If there is whats the umbrella term it would come under, as ive been under the illusion that anomaly detection was it.
Could machine learning be used for pattern recognition(rather than pattern matching) at the packet payload level?
i think your intution to look at machine learning techniques is correct, or will turn out to be correct (One of the biggest problems for signature based intrusion detection systems is the inability to detect new or variant attacks.) The superior performance of ML techiques is in general due to the ability of these algorithms to generalize (a multiplicity of soft constraints rather than a few hard constraints). and to adapt (updates based on new training instances to frustrate simple countermeasures)--two attributes that i would imagine are crucial for identifying network attacks.
The theoretical promise aside, there are practical difficulties with applying ML techniques to problems like the one recited in the OP. By far the most significant is the difficultly in gathering data to train the classifier. In particular, reliably labeling data points as "intrusion" is probably not easy; likewise, my guess is that these instances are sparsely distributed in the raw data."
I suppose it's this limitation that has led to the increased interest (as evidenced at least by the published literature) in applying unsupervised ML techniques to problems like network intrusion detection.
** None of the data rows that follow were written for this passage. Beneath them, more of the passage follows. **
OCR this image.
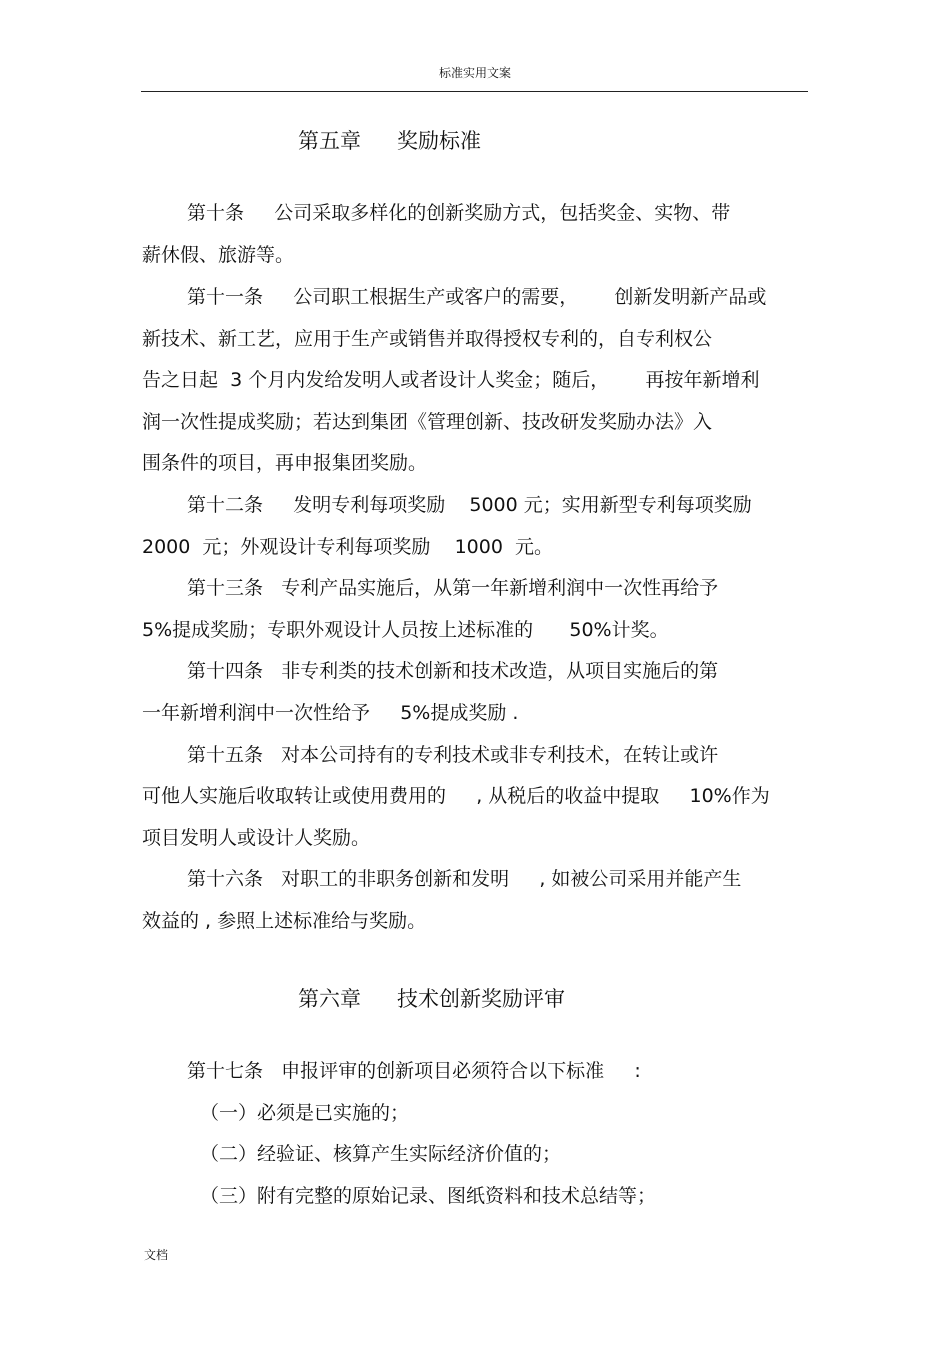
标准实用文案
第五章 奖励标准
第十条     公司采取多样化的创新奖励方式，包括奖金、实物、带
薪休假、旅游等。
第十一条     公司职工根据生产或客户的需要，      创新发明新产品或
新技术、新工艺，应用于生产或销售并取得授权专利的，自专利权公
告之日起  3 个月内发给发明人或者设计人奖金；随后，      再按年新增利
润一次性提成奖励；若达到集团《管理创新、技改研发奖励办法》入
围条件的项目，再申报集团奖励。
第十二条     发明专利每项奖励    5000 元；实用新型专利每项奖励
2000  元；外观设计专利每项奖励    1000  元。
第十三条   专利产品实施后，从第一年新增利润中一次性再给予
5%提成奖励；专职外观设计人员按上述标准的      50%计奖。
第十四条   非专利类的技术创新和技术改造，从项目实施后的第
一年新增利润中一次性给予     5%提成奖励 .
第十五条   对本公司持有的专利技术或非专利技术，在转让或许
可他人实施后收取转让或使用费用的     , 从税后的收益中提取     10%作为
项目发明人或设计人奖励。
第十六条   对职工的非职务创新和发明     , 如被公司采用并能产生
效益的 , 参照上述标准给与奖励。
第六章 技术创新奖励评审
第十七条   申报评审的创新项目必须符合以下标准     :
（一）必须是已实施的；
（二）经验证、核算产生实际经济价值的；
（三）附有完整的原始记录、图纸资料和技术总结等；
文档
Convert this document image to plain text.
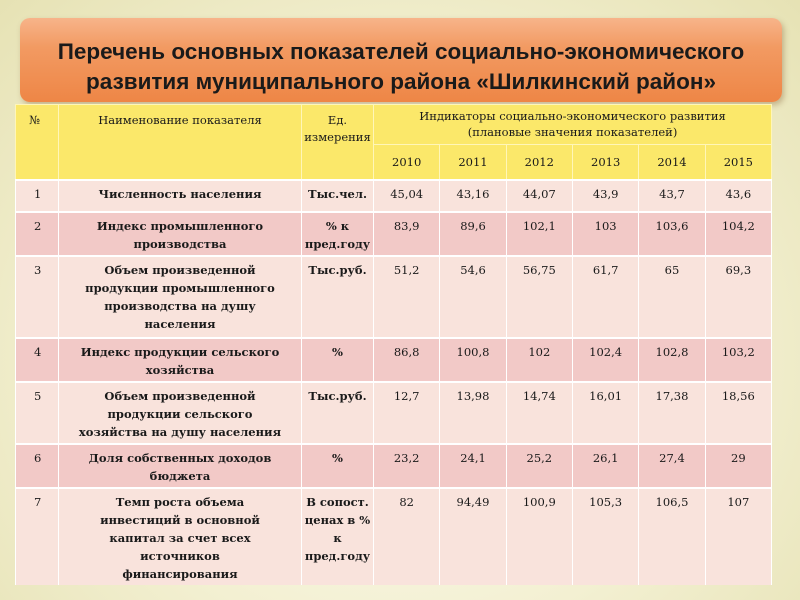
Перечень основных показателей социально-экономического
развития муниципального района «Шилкинский район»
№	Наименование показателя	Ед. измерения	Индикаторы социально-экономического развития
(плановые значения показателей)					

			2010	2011	2012	2013	2014	2015
1	Численность населения	Тыс.чел.	45,04	43,16	44,07	43,9	43,7	43,6
2	Индекс промышленного производства	% к пред.году	83,9	89,6	102,1	103	103,6	104,2
3	Объем произведенной продукции промышленного производства на душу населения	Тыс.руб.	51,2	54,6	56,75	61,7	65	69,3
4	Индекс продукции сельского хозяйства	%	86,8	100,8	102	102,4	102,8	103,2
5	Объем произведенной продукции сельского хозяйства на душу населения	Тыс.руб.	12,7	13,98	14,74	16,01	17,38	18,56
6	Доля собственных доходов бюджета	%	23,2	24,1	25,2	26,1	27,4	29
7	Темп роста объема инвестиций в основной капитал за счет всех источников финансирования	В сопост. ценах в % к пред.году	82	94,49	100,9	105,3	106,5	107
Unsupervised techniques differ from supervised techniques in that the data is fed to the algorithms without a response variable (i.e., without the class labels). In these cases you are relying on the algorithm to discern structure in the data--i.e., some inherent ordering in the data into reasonably stable groups or clusters (possibly what you the OP had in mind by "variance." So with an unsupervised technique, there is no need to explicitly show the algorithm instances of each class, nor is it necessary to establish baseline measurements, etc.
The most frequently used unsupervised ML technique applied to problems of this type is probably the Kohonen Map (also sometimes called self-organizing map or SOM.)
i use Kohonen Maps frequently, but so far not for this purpose. There are however, numerous published reports of their successful application in your domain of interest, e.g.,
Dynamic Intrusion Detection Using Self-Organizing Maps
Multiple Self-Organizing Maps for Intrusion Detection
I know MATLAB has at least one available implementation of Kohonen Map--the SOM Toolbox. The homepage for this Toolbox also contains a brief introduction to Kohonen Maps.